En Cádiz, cuando llegaban los géneros de ultramar, los comerciantes se subían felices a las torres de sus casas a ver a los barcos acercarse por la bahía. Supongo que sus mujeres e hijos también se alegraban por las sorpresas que podían tocarles. La dicha que produce el objeto inesperado, insólito, capaz de colmar un deseo indefinido, pero que late a la espera de ser satisfecho, es enorme. Piedras preciosas, juguetes mágicos, mascotas parlanchinas, canicas que llevan dentro una tormenta tropical. Será que ya no soy niño ni tengo padre, pero me parece que hoy en día no queda casi nada de aquel sentimiento, a penas alguna rareza en forma de artesanía, o alguna pieza de diseño que se suele ir de precio. La globalización ha matado lo exótico. Quedan, eso sí, las rebajas, cuando el chollo aún es posible y con suerte puedes irte a casa con el calorcillo de bienestar que producen los objetos con halo, esos que gusta llevar puestos encima durante unos días. Quizá sea el móvil el último mohicano de la especie. Recientemente, me he pillado con la mano en el bolsillo agarrando uno que había cambiado poco antes, como si llevara guardada una estampa de san Cristobalón y fuera a atravesar la mareante Pasarela del voluntariado. De pequeño, recuerdo que vivía cada nueva adquisición doméstica con emoción. Cuando llegó la primera lavadora automática, me senté delante de ella y me vi el programa completo. Lo que más me gustó y me cortó el aliento fue el centrifugado, que debe de ser el equivalente de las escenas de cama en una película, un momento en el que el espectador deja de pensar y es todo ojos, pero poco raciocinio. Una cosa alienante, pan y circo, vamos.

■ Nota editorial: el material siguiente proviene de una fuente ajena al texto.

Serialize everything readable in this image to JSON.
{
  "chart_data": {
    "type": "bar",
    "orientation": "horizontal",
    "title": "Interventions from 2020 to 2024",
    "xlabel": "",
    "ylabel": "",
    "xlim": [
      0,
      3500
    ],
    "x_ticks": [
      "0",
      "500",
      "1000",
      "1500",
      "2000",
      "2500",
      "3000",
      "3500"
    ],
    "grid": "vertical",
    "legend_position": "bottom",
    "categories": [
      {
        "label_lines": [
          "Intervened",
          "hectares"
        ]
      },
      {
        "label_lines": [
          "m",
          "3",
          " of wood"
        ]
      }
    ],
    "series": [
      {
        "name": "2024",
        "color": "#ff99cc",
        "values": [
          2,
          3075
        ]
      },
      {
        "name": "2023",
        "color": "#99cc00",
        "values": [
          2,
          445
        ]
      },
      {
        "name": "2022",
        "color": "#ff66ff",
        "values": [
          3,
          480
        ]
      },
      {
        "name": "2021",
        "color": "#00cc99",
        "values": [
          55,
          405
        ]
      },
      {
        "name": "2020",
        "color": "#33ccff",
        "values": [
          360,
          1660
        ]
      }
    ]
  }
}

Las únicas tiendas que siguen deslumbrándome como las antiguas tiendas de trenes eléctricos son las fruterías de lujo. Cerezas a 24 euros y del tamaño de un huevo de más de un pajarraco, bananas descomunales que se pueden guardar para la siguiente comida, unos melocotones que yo no me atrevería ni a pelar, y melones que si te caen en un pie te lo averían, amén de frutas tropicales, ajos del color violáceo del pelo de algunas ancianas y patatas con cutis de sueca, mandarinas que te provocan pesadillas al pensar en cómo deben ser las naranjas. Tanto me impresionan estos sitios que, aunque un cuarto de quilo me lo podría permitir, nunca he comprado nada, porque, además de lo tacaño que soy, me da reparo entrar y pedir una manzana. Y es que llevarme un quilo me horroriza, porque en el fondo siento que hay algo imposible de creer en una compra al peso de lo excepcional. Esta frutería de la foto carece de puerta, como si el frío o el calor no le afectara, como si su género fuera tan especial que no estuviera sujeto a las inclemencias de esta ciudad, ciudad inclemente donde las haya.
Jajajajaja, lo de verte el programa completo de la lavadora es de matrícula ;-)
ResponderEliminarA mí me encanta ir al Rastro, o a tiendas de segunda mano y rebuscar entre lo que ya no quieren los otros. Siempre hay joyas sin valor con un valor incalculable para mí...
Por cierto... ¿es que esa fruta es para comerla? Da pena, ¿no?
Besos nube.
Lo cierto es que queremos por persona interpuesta, sobre todo a edades tempranas. Nos gusta aquello que aprecian aquellos que queremos. Imagino que mi madre me transmitió la alegría de haberse automatizado y de ahí mi interés por las vueltas y revueltas del tambor. Bueno, en realidad hay más cosas detrás, pero esas son ya algo intrincadas.
ResponderEliminarDe todos modos, el ritmo, la regularidad, el ojo de buey de la puerta de la lavadora, todo tiene algo entre mágico y uterino.
Gracias por los comentarios. Resultan muy gratos.